Getting started with Speech Synthesis Markup Language (SSML)

The World Wide Web Consortium (W3C) created Speech Synthesis Markup Language (SSML) as an XML-based markup language to assist in generating natural-sounding synthesized speech. The Plivo Speak XML element supports the generation of SSML-based speech, powered by Amazon Polly. It supports 27 languages and more than 40 voices, and allows developers to control pronunciation, pitch, and volume. Here‘s how SSML appears within Plivo Speak XML elements:

<Response>
    <Speak voice="MAN">Go Green, Go Plivo</Speak> //Basic Text-to-Speech
    <Speak voice="Polly.Joey">
        <emphasis level="moderate">Go Green, Go Plivo</emphasis> //Text-to-Speech using SSML
    </Speak>
</Response>

To synthesize SSML speech on Plivo, specify one of the Amazon Polly voices in the voice attribute of Plivo’s <Speak> XML tag. Note that Polly voices must be namespaced with a Polly prefix. For example:

<Response>
    <Speak voice="Polly.Joey">
        <emphasis level="moderate">Go Green, Go Plivo</emphasis>
    </Speak>
</Response>

SSML tags

You can use these SSML tags within Plivo XML.

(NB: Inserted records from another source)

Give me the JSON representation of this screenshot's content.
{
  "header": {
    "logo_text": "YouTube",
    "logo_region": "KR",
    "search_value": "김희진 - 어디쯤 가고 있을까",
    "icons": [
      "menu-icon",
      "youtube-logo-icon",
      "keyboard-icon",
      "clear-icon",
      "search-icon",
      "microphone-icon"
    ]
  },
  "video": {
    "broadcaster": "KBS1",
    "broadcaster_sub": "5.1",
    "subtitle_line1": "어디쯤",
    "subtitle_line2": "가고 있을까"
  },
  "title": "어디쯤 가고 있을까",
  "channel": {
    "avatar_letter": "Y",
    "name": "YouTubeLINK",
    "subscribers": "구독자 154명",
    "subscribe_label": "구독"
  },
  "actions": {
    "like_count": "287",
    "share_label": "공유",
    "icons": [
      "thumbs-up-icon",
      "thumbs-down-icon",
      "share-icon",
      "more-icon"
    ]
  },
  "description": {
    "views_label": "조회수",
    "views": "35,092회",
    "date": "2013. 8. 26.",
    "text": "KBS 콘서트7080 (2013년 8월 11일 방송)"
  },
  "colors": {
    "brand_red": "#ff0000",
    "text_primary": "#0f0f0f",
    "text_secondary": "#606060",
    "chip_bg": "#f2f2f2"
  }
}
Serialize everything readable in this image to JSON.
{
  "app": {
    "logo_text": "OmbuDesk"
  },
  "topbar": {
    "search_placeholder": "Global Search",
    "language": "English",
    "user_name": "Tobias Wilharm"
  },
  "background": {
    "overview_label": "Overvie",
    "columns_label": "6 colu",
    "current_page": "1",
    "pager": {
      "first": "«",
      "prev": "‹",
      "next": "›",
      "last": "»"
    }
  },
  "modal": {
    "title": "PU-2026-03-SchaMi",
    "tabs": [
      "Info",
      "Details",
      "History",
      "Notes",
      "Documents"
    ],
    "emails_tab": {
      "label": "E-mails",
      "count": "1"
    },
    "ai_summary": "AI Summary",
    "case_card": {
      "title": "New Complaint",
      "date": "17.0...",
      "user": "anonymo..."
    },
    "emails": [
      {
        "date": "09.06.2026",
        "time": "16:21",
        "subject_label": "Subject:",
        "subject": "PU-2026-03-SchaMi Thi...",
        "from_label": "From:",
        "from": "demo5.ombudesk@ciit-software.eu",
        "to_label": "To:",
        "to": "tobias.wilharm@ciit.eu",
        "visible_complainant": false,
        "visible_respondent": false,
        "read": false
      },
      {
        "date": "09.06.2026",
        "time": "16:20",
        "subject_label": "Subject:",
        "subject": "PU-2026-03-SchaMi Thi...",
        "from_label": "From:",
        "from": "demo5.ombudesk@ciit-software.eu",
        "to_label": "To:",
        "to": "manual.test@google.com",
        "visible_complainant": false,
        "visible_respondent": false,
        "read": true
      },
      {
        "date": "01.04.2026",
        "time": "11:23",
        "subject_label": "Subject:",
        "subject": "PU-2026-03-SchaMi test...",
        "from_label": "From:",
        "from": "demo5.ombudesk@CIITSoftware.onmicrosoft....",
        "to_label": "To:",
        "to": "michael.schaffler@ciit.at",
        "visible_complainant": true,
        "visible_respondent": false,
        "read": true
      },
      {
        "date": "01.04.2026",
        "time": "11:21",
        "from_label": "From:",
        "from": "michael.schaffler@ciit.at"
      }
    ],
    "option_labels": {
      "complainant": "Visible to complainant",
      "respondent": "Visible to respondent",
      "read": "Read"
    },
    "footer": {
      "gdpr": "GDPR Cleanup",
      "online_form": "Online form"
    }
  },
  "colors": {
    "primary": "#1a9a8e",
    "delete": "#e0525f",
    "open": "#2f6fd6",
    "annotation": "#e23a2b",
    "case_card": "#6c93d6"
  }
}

SSML Tag	Action	Description
<break>	Add a pause	Use this tag to include a pause in the speech.
<emphasis>	Emphasize words	Use this tag to change the rate and voice of the speech.
<lang>	Specify another language for specific words	Use this tag to set the natural language of the text.
<p>	Add a pause between paragraphs	Use this tag to represent a paragraph.
<phoneme>	Use phonetic pronunciation	Use this tag to set phonetic pronunciation for specific text.
<prosody>	Control volume, speaking rate, and pitch	Use this tag to modify the volume, speaking rate, and pitch of the tagged text.
<s>	Add a pause between sentences	Use this tag to represent a sentence. This adds a strong break before and after the tag.
<say-as>	Control how special types of words are spoken	Use this tag to describe how to interpret the text.
<sub>	Pronounce acronyms and abbreviations	Use this tag to pronounce the specified words or phrases as different words or phrases.
<w>	Improve pronunciation by specifying parts of speech	Use this tag to customize the pronunciation of words by specifying the part of speech they are.

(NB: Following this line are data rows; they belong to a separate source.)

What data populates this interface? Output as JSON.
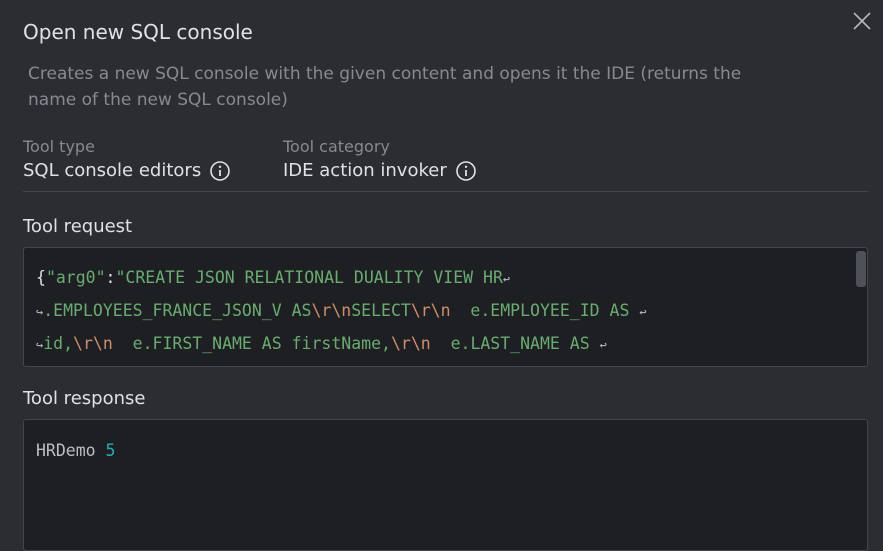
{
  "dialog": {
    "title": "Open new SQL console",
    "description": "Creates a new SQL console with the given content and opens it the IDE (returns the name of the new SQL console)",
    "tool_type_label": "Tool type",
    "tool_type_value": "SQL console editors",
    "tool_category_label": "Tool category",
    "tool_category_value": "IDE action invoker",
    "request_label": "Tool request",
    "response_label": "Tool response"
  },
  "request": {
    "line1_brace": "{",
    "line1_key": "\"arg0\"",
    "line1_colon": ":",
    "line1_str": "\"CREATE JSON RELATIONAL DUALITY VIEW HR",
    "line2_str_a": ".EMPLOYEES_FRANCE_JSON_V AS",
    "line2_esc_a": "\\r\\n",
    "line2_str_b": "SELECT",
    "line2_esc_b": "\\r\\n",
    "line2_str_c": "  e.EMPLOYEE_ID AS ",
    "line3_str_a": "id,",
    "line3_esc_a": "\\r\\n",
    "line3_str_b": "  e.FIRST_NAME AS firstName,",
    "line3_esc_b": "\\r\\n",
    "line3_str_c": "  e.LAST_NAME AS "
  },
  "response": {
    "name": "HRDemo",
    "number": "5"
  },
  "icons": {
    "close": "close-icon",
    "info": "info-icon",
    "wrap": "soft-wrap-icon"
  },
  "colors": {
    "background": "#2b2d30",
    "editor_bg": "#1e1f22",
    "string": "#6aab73",
    "escape": "#cf8e6d",
    "number": "#2aacb8"
  }
}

Note: Plivo doesn’t support these Amazon Polly-specific tags in Plivo XML:

<amazon:auto-breaths>
<amazon:effect name=“drc”>
<amazon:effect phonation=“soft”>
<amazon:effect vocal-tract-length>
<amazon: effect name=“whispered”>

SSML voices

Plivo supports these Amazon Polly voices for use with Plivo XML:

Language	Female	Male
Australian English (en-AU)	Polly.Nicole	Polly.Russell
Brazilian Portuguese (pt-BR)	Polly.Vitória	Polly.Ricardo
Canadian French (fr-CA)	Polly.Chantal	-
Danish (da-DK)	Polly.Naja	Polly.Mads
Dutch (nl-NL)	Polly.Lotte	Polly.Ruben
French (fr-FR)	Polly.Lea	Polly.Celine
	Polly.Mathieu	-
German (de-DE)	Polly.Vicki	Polly.Hans
	Polly.Marlene	-
Hindi (hi-IN)	Polly.Aditi	-
Icelandic (is-IS)	Polly.Dora	Polly.Karl
Indian English (en-IN)	Polly.Raveena	-
	Polly.Aditi	-
Italian (it-IT)	Polly.Carla	Polly.Giorgio
Japanese (ja-JP)	Polly.Mizuki	Polly.Takumi
Korean (ko-KR)	Polly.Seoyeon	-
Mandarin Chinese (cmn-CN)	Polly.Zhiyu	-
Norwegian (nb-NO)	Polly.Liv	-
Polish (pl-PL)	Polly.Ewa	Polly.Jacek
	Polly.Maja	Polly.Jan
Portuguese - Iberic (pt-PT)	Polly.Ines	Polly.Cristiano
Romanian (ro-RO)	Polly.Carmen	-
Russian (ru-RU)	Polly.Tatyana	Polly.Maxim
Spanish - Castilian (es-ES)	Polly.Conchita	Polly.Enrique
Spanish - Mexican (es-MX)	Polly.Mia	-
US - Spanish (es-US)	Polly.Penelope	Polly.Miguel
	Polly.Lupe-Standard	-
Swedish (sv-SE)	Polly.Astrid	-
Turkish (tr-TR)	Polly.Filiz	-
UK English (en-GB)	Polly.Amy	Polly.Brian
	Polly.Emma	-
US English (en-US)	Polly.Joanna	Polly.Matthew
	Polly.Salli	Polly.Justin
	Polly.Kendra	Polly.Joey
	Polly.Kimberly	-
	Polly.Ivy	-
Welsh (cy-GB)	Polly.Gwyneth	-
Welsh English (en-GB-WLS)	-	Polly.Geraint

Character limit

To ensure quick synthesis, Plivo caps the length of text that can be synthesized in one <Speak> tag at 3,000 characters.

Pricing

Support for SSML-based speech synthesis is currently in beta and free for all Plivo users. We expect to eventually charge for text-to-speech on the basis of the number of characters synthesized.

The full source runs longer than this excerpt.